Re:What kind of projects? (Score:5, Interesting)
I'm not sure I agree. In the UK education system, one chooses GCSEs at age 13/14. The number of science GCSEs (1, 2 or 3) you choose will control what A-levels (chosen age 15/16) you select (i.e. unless you did 2 or 3 science GCSEs you will have a lot of difficulty). And the A-levels you select will dictate what subjects you can do at university (i.e. it would be hard to get into CS without an a-level in maths, hard to get into engineering without an a-level in physics....).
If we're letting 13 year old kids (or even 15 year old kids) choose what they want to do for the rest of their lives, you can bet peer pressure is going to come into play.

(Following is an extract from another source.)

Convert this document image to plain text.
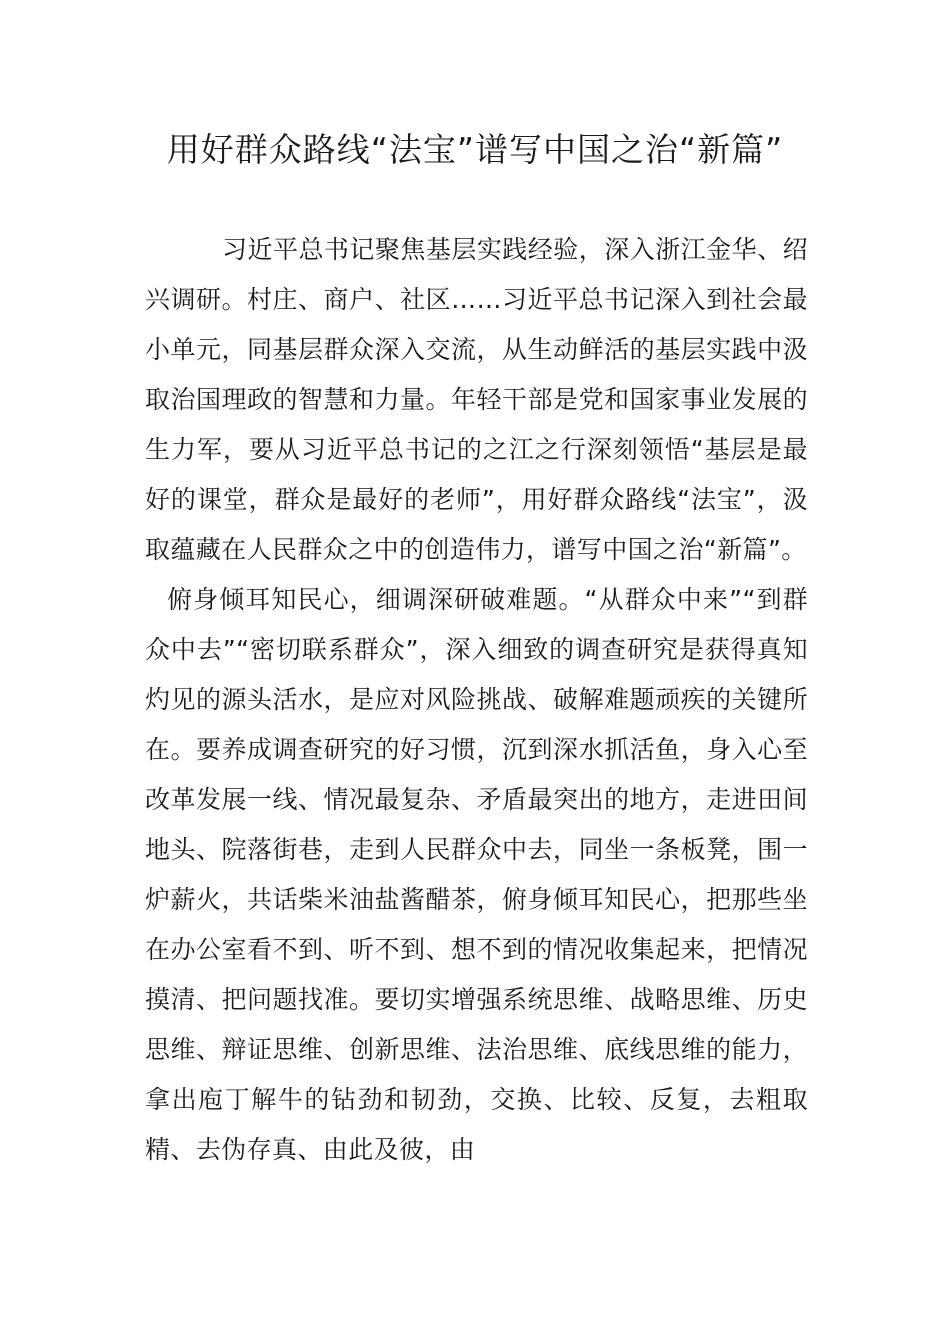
用好群众路线“法宝”谱写中国之治“新篇”

习近平总书记聚焦基层实践经验，深入浙江金华、绍兴调研。村庄、商户、社区……习近平总书记深入到社会最小单元，同基层群众深入交流，从生动鲜活的基层实践中汲取治国理政的智慧和力量。年轻干部是党和国家事业发展的生力军，要从习近平总书记的之江之行深刻领悟“基层是最好的课堂，群众是最好的老师”，用好群众路线“法宝”，汲取蕴藏在人民群众之中的创造伟力，谱写中国之治“新篇”。

俯身倾耳知民心，细调深研破难题。“从群众中来”“到群众中去”“密切联系群众”，深入细致的调查研究是获得真知灼见的源头活水，是应对风险挑战、破解难题顽疾的关键所在。要养成调查研究的好习惯，沉到深水抓活鱼，身入心至改革发展一线、情况最复杂、矛盾最突出的地方，走进田间地头、院落街巷，走到人民群众中去，同坐一条板凳，围一炉薪火，共话柴米油盐酱醋茶，俯身倾耳知民心，把那些坐在办公室看不到、听不到、想不到的情况收集起来，把情况摸清、把问题找准。要切实增强系统思维、战略思维、历史思维、辩证思维、创新思维、法治思维、底线思维的能力，拿出庖丁解牛的钻劲和韧劲，交换、比较、反复，去粗取精、去伪存真、由此及彼，由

I am reminded of something I read in an article some time ago. One year a group of school children were taken on a tour of a hospital. At the end of the tour, all the boys were given doctors' hats and all the girls were given nurses' hats. The parents complained to the hospital; why were the girls given hats corresponding to lower-paid, lower status jobs? The hospital promised to do things differently the next year. A year later the group toured the hospital again and, once again, the girls came home with nurses' hats and the boys with doctors' hats. The parents complained again. "We did things completely differently this year" the hospital said; "last year we gave all the girls nurses' hats and all the boys doctors' hats. This year we asked them what hat they wanted, and gave them that."
Anyway, here's my point: Demanding specialisation at a time when peer pressure is rife is an example of a social structure that could believably be keeping women away from the sciences.
Personally I think biology also plays a part, but I think it's short-sighted to discount the effects of society all together.